Evolution doesn't magically become dangerous just because it's been done in a lab. It's dangerous when it has measurable deleterious effects on biological systems.


> I don't think asking for serious, regular, transparent, independant audit for decades is a bad thing.

You're right! It's a great thing, in fact. That's why there are over 3000 studies on GMO crops so far, with hundreds more happening each year.

Also, I'm a touch baffled by the mention of Terminator genes. 1) They've never existed. There's a patent on it, owned by a company who has pledged to never use it or allow any other company to do so. 2) It solves all the issues regarding drift, which is often a thing anti-GMO folks are concerned about. Never quite understood that.


- studies != audits

- most of those studies are used to demonstrate if something is doable. Few are targeting safety, even fewer are long enough or on a large scale enough to answer the previously raised concerned, and almost none are by independent entities.

- GMO have been planted and sold for consumption way before we had proof of short term and scale safety through independent studies. I have zero trust in the will to do the right thing of their manufacturers, either to fund objective studies for long term and large scale or to act humanly if those reveals something bad.

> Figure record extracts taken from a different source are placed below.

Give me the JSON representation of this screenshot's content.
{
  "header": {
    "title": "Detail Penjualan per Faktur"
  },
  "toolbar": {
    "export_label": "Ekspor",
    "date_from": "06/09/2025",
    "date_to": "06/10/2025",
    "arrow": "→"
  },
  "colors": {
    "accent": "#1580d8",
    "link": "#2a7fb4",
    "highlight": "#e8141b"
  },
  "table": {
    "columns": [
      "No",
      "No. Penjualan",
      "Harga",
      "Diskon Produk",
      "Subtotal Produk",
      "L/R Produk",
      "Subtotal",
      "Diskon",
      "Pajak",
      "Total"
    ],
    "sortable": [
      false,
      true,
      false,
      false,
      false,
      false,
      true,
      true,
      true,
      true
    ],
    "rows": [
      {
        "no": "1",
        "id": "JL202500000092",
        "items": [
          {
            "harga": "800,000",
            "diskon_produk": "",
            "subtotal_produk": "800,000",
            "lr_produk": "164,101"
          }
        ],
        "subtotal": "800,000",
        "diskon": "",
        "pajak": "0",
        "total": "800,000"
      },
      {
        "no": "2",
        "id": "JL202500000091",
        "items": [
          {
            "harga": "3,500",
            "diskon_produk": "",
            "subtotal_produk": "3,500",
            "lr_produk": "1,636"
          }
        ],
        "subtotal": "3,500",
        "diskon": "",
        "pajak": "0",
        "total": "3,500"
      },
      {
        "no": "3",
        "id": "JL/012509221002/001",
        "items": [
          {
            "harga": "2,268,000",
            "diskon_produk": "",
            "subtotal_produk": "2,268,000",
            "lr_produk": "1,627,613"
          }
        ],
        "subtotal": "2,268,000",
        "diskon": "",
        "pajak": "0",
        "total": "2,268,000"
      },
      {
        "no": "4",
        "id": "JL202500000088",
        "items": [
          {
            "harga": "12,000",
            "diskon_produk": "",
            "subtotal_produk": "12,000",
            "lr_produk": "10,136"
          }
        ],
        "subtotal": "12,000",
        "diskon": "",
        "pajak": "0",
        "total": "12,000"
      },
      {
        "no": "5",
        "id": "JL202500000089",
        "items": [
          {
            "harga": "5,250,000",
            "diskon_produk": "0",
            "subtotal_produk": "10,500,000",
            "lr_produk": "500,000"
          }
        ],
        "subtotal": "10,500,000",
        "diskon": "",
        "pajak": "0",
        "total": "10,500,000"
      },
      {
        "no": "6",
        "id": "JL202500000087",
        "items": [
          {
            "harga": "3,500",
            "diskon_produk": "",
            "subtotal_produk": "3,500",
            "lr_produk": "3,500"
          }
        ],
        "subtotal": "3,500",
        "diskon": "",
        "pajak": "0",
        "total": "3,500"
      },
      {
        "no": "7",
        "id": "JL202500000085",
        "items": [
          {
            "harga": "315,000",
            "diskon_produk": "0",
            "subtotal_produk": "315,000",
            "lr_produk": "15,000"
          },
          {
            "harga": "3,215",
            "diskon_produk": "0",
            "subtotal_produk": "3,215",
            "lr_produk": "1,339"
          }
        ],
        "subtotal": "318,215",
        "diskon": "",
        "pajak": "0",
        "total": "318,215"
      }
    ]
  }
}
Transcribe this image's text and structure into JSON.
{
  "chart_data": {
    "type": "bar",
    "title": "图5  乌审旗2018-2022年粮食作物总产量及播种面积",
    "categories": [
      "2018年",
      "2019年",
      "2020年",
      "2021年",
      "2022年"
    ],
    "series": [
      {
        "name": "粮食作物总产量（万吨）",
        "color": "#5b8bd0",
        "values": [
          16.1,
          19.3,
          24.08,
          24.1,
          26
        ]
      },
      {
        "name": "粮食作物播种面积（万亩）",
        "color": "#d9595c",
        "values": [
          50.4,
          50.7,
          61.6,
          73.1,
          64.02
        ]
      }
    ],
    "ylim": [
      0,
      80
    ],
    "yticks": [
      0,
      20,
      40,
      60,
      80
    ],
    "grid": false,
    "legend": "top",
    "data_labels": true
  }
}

- the terminator gene is just an image I use, really, for the kind of modifications that we can think of, but that would not evolve out of a living system


> That's why there are over 3000 studies on GMO crops so far, with hundreds more happening each year.

How many are funded by the GMO industry?


How many chemistry studies are funded by chemical companies?

Studies are usually not answers to public concern questions, but a way people working in a domain figure things out about that domain.


How incredibly naive.

Industries funding favourable research is the oldest trick in the book. See climate change studies, tobacco, etc.


The "research sponsored by Big $Foo" is also getting a tired meme. By itself, taking in money does not mean research is biased - there needs to be conflict of interest involved. Sometimes it's easy to point it out (e.g. "roundup & cancer" studies with monetary ties to Monsanto), but that doesn't mean every study that was funded by industry is biased. People working there need to get at least some of these things right some of the time; they don't benefit from biasing a study they're using themselves to make sure their product works or meets safety regulations.


One of my post-grad friends was involved in environmental research. He was open (but disappointed) that if they didn't come up with the "right" conclusion there'd be no more funding from "Big $Foo". You may be tired of it, but that's not going to make such blatant conflict of interests go away.